The state’s top economists are a little less bullish on Hawaii’s economy.
The Department of Business, Economic Development and Tourism cut its growth forecast for Hawaii this year by a half-percentage point and projected the economy will continue to grow at a slower pace for the rest of 2017 and the three subsequent years.
While the overall economy is growing a bit slower than expected, projections for visitor arrivals and spending were revised upward, according to the third-quarter economic forecast released Friday by DBEDT.
The agency said it anticipates Hawaii’s inflation-adjusted gross domestic product this year to rise 1.4 percent, down from 1.9 percent in its previous forecast in May.
SLOW GROWTH AHEADThe state’s forecast for year-over-year growth percentages through 2020:
2017 | 2018 | 2019 | 2020
Visitor arrivals | 3.2 | 1.4 | 1.5 | 1.4
Visitor spending | 6.5 | 2.2 | 3.6 | 3.6
Payroll jobs | 1.0 | 0.9 | 1.0 | 0.8
Unemployment rate* | 2.9 | 3.1 | 3.2 | 3.4
Inflation rate | 2.5 | 2.3 | 2.3 | 2.3
Personal income * | 1.7 | 1.5 | 1.4 | 1.4
GDP** | 1.4 | 1.5 | 1.4 | 1.3
* Percentage of workforce
** Adjusted for inflation figures
Source: State Department of Business, Economic Development and Tourism
The state agency lowered its forecast after Hawaii’s GDP rose at an annualized rate of just 0.9 percent during the first quarter of this year, according to data released last week by the U.S. Bureau of Economic Analysis. That was the lowest quarterly growth rate since the first quarter of 2015. The state’s GDP grew above 2 percent for the full year in both 2015 and 2016.
“Hawaii’s economic fundamentals are still positive, although growth has slowed down,” DBEDT Director Luis Salaveria said in a statement. “We have the second- lowest unemployment rate in the nation during the first half of 2017, and our visitor industry is performing well, with 4.6 million visitor arrivals during the first half of the year.”
DBEDT also lowered its growth forecasts for future years — to 1.5 percent from 1.7 percent in 2018, to 1.4 percent from 1.6 percent in 2019 and to 1.3 percent from 1.6 percent in 2020.
Eugene Tian, chief economist for DBEDT, said he was surprised by the Bureau of Economic Analysis’ GDP number for Hawaii that spurred the state’s lower growth forecast.
“It was a surprise to me that it was less than 1 percent in the first quarter,” Tian said in a phone interview. “There are several industries not performing well and actually declining. They include health care services, construction, wholesale trade and manufacturing.”
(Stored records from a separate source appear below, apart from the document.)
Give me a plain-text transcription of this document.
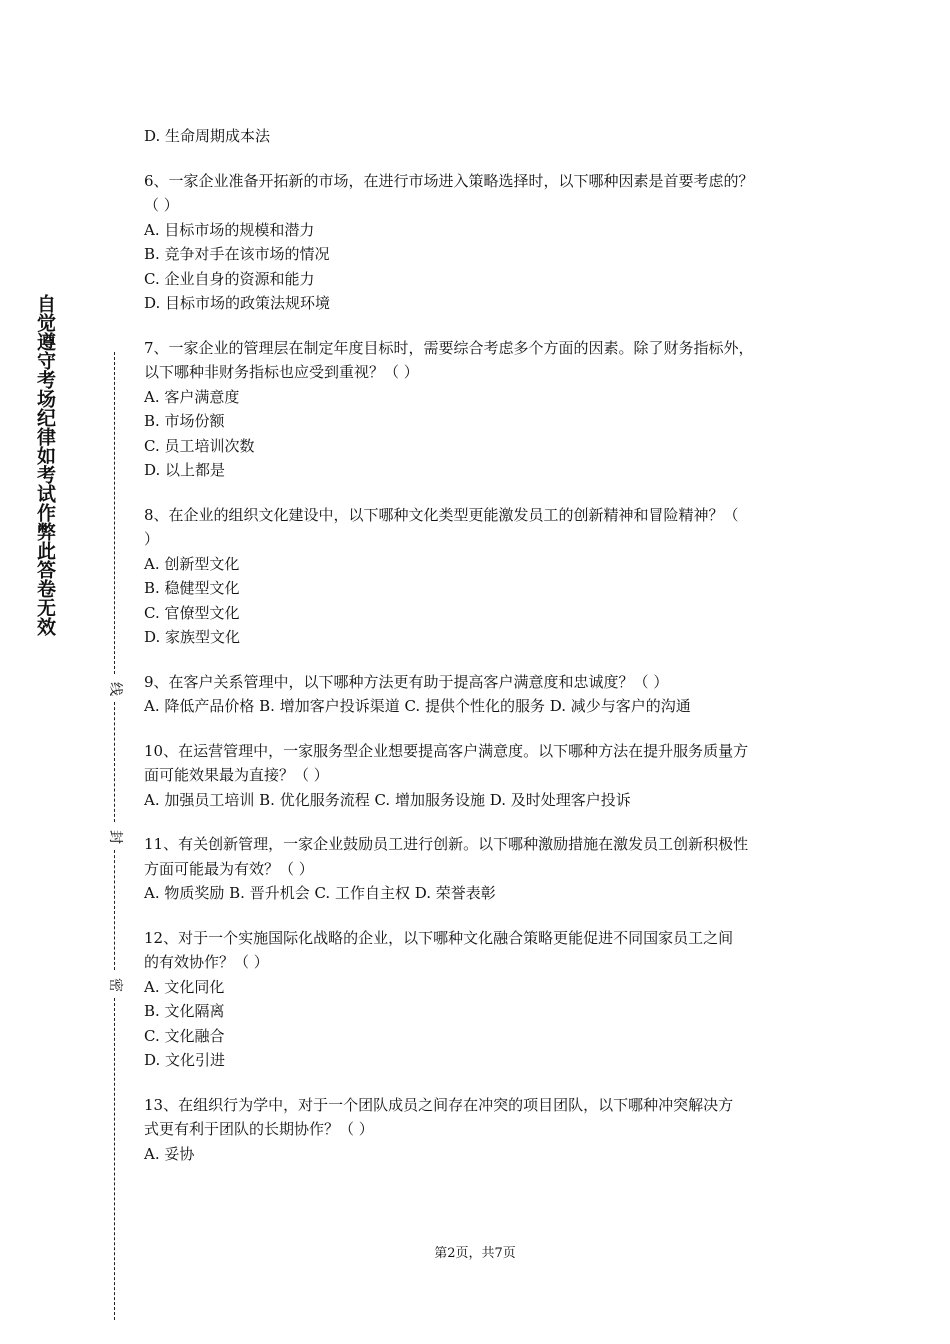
自觉遵守考场纪律如考试作弊此答卷无效
线
封
密

D. 生命周期成本法

6、一家企业准备开拓新的市场，在进行市场进入策略选择时，以下哪种因素是首要考虑的？

（ ）

A. 目标市场的规模和潜力

B. 竞争对手在该市场的情况

C. 企业自身的资源和能力

D. 目标市场的政策法规环境

7、一家企业的管理层在制定年度目标时，需要综合考虑多个方面的因素。除了财务指标外，

以下哪种非财务指标也应受到重视？（ ）

A. 客户满意度

B. 市场份额

C. 员工培训次数

D. 以上都是

8、在企业的组织文化建设中，以下哪种文化类型更能激发员工的创新精神和冒险精神？（

）

A. 创新型文化

B. 稳健型文化

C. 官僚型文化

D. 家族型文化

9、在客户关系管理中，以下哪种方法更有助于提高客户满意度和忠诚度？（ ）

A. 降低产品价格 B. 增加客户投诉渠道 C. 提供个性化的服务 D. 减少与客户的沟通

10、在运营管理中，一家服务型企业想要提高客户满意度。以下哪种方法在提升服务质量方

面可能效果最为直接？（ ）

A. 加强员工培训 B. 优化服务流程 C. 增加服务设施 D. 及时处理客户投诉

11、有关创新管理，一家企业鼓励员工进行创新。以下哪种激励措施在激发员工创新积极性

方面可能最为有效？（ ）

A. 物质奖励 B. 晋升机会 C. 工作自主权 D. 荣誉表彰

12、对于一个实施国际化战略的企业，以下哪种文化融合策略更能促进不同国家员工之间

的有效协作？（ ）

A. 文化同化

B. 文化隔离

C. 文化融合

D. 文化引进

13、在组织行为学中，对于一个团队成员之间存在冲突的项目团队，以下哪种冲突解决方

式更有利于团队的长期协作？（ ）

A. 妥协

第2页，共7页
Despite the lower growth projection, DBEDT expects the tourism industry to continue on its record pace. The state expects visitor arrivals to rise 3.2 percent this year and top 9.2 million. The increase is up from the 2 percent rise and 9.1 million visitors projected in its previous forecast.
In addition, DBEDT boosted its visitor spending forecast for this year to $16.78 billion, up 6.5 percent. Its previous forecast pegged visitor spending at $16.55 billion, up 5.1 percent.
“The increase in visitor spending is mainly due to the price increase,” Tian said in a statement. “For example, during the first half of 2017, hotel room rates increased 6.0 percent. Apparel prices increased 5.8 percent, and gasoline prices increased 20.4 percent. Visitors spent much of their money on these items. The real growth in the tourism industry is not large enough to offset the downturn of the few industries.”
DBEDT noted the construction sector lost 500 jobs during the first six months.
“The good news in the construction industry is that the value of private building permits increased 15.6 percent during the first half of 2017,” DBEDT said. “The increase in building permit value will be reflected in construction activities next year.”